The proposed grid separation method places a three-terminal back-to-back converter at the original PCC point to divide the multimachine system into three separate microgrids, each with its own grid impedance while retaining the ability to share power through the back-to-back converter. Each terminal of the back-to-back converter contains six MOSFETs and one LC filter, and there is a large capacitor at the DC side of the converter. The proposed back-to-back converter is designed to operate under grid-following mode and will only share active power between different microgrid regions. The reactive power in each microgrid is provided by the grid-forming inverter or synchronous generator only, with no interaction between other microgrids. The circuit structure of the modified system with the proposed back-to-back converter is shown in Figure 3.
Figure 3 Circuit structure of the modified system with a back-to-back converter.
The equations to calculate the SCRs of each microgrid are demonstrated below:
\[ SCR1=\frac{P_{rated1}k_{SC1}+P_{BTB1}}{P_{rated1}} \tag{3} \]
\[ SCR2=\frac{P_{rated2}k_{SC2}+P_{BTB2}}{P_{rated2}} \tag{4} \]
\[ SCR3=\frac{V_{SG}{}^2}{P_{rated3}|Z_{Grid}|} \tag{5} \]
where PBTB1 represents the power transmitted from the back-to-back converter to microgrid 1, PBTB2 represents the power transmitted from the back-to-back converter to microgrid 2, Prated3 represents the rated power of the synchronous generator, ZGrid represents the grid impedance between the synchronous generator and the PCC point in microgrid 3.
2.2 Control Strategy
2.2.1 Control Strategy of Inverter 1
Inverter 1 is a grid-forming inverter that uses constant frequency control. Different from other typical grid-forming inverters that use the power synchronization method, this control method employs a PLL to synchronize with the power grid in grid-connected mode and an internally generated virtual theta angle in island mode [15]. Additionally, it requires a STATCOM at its output terminal to ensure voltage stability, which performs as an autonomous reactive power compensator. Different from droop or VSG control, this constant frequency control produces real power reference based on its terminal voltage deviation from the rated voltage or a pre-set value slightly higher than the rated voltage [16]. In some applications, its real power output reference can be set to a constant value. The active power reference generation for the grid-following generator could be the same as that for the grid-forming generator, i.e. it is produced based on its terminal voltage deviation from the targeted one. The system demanded reactive power is handled by the STATCOM, therefore, the reactive power output reference for the grid-forming inverter can be set as 0.

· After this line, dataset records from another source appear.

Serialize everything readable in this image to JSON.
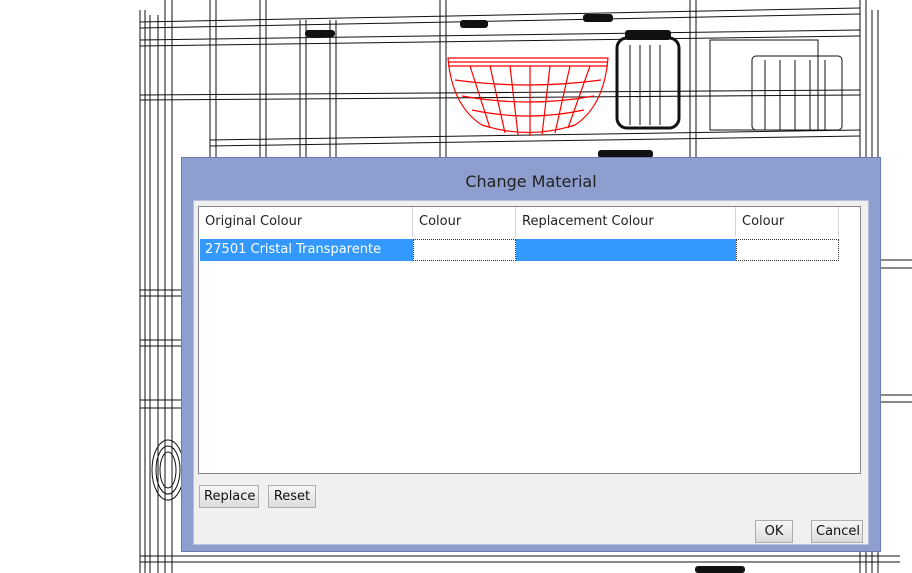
{
  "dialog": {
    "title": "Change Material",
    "columns": [
      "Original Colour",
      "Colour",
      "Replacement Colour",
      "Colour"
    ],
    "rows": [
      {
        "original": "27501 Cristal Transparente",
        "colour": "",
        "replacement": "",
        "replacement_colour": ""
      }
    ],
    "buttons": {
      "replace": "Replace",
      "reset": "Reset",
      "ok": "OK",
      "cancel": "Cancel"
    }
  },
  "colors": {
    "selection": "#3399ff",
    "title_bar": "#8e9fcf",
    "highlighted_object": "#ff0000"
  }
}
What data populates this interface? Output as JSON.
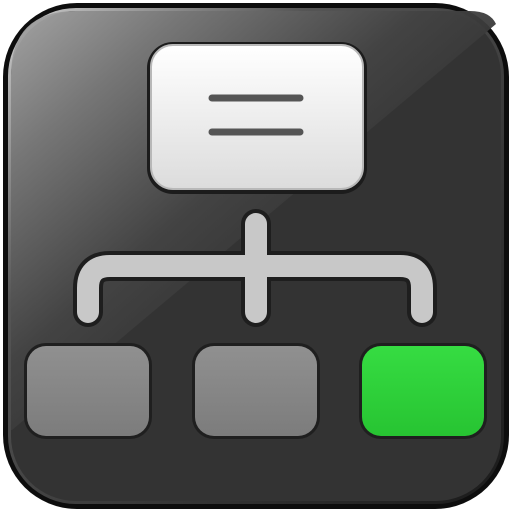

For this case, inverter 1 serves as the grid-forming generator while the one connected with back-to-back converter serves as a grid-following generator with a pre-planned power import from the microgrid with synchronous generator. The control loops of the inverter 1 are demonstrated in Figure 4(a) and the control loops of the grid-following inverter at the microgrid 1’s side of the back-to-back converter are demonstrated in Figure 4(b).
Figure 4 (a) Constant frequency control loops: grid-forming mode. (b) Constant frequency control loops: grid-following mode.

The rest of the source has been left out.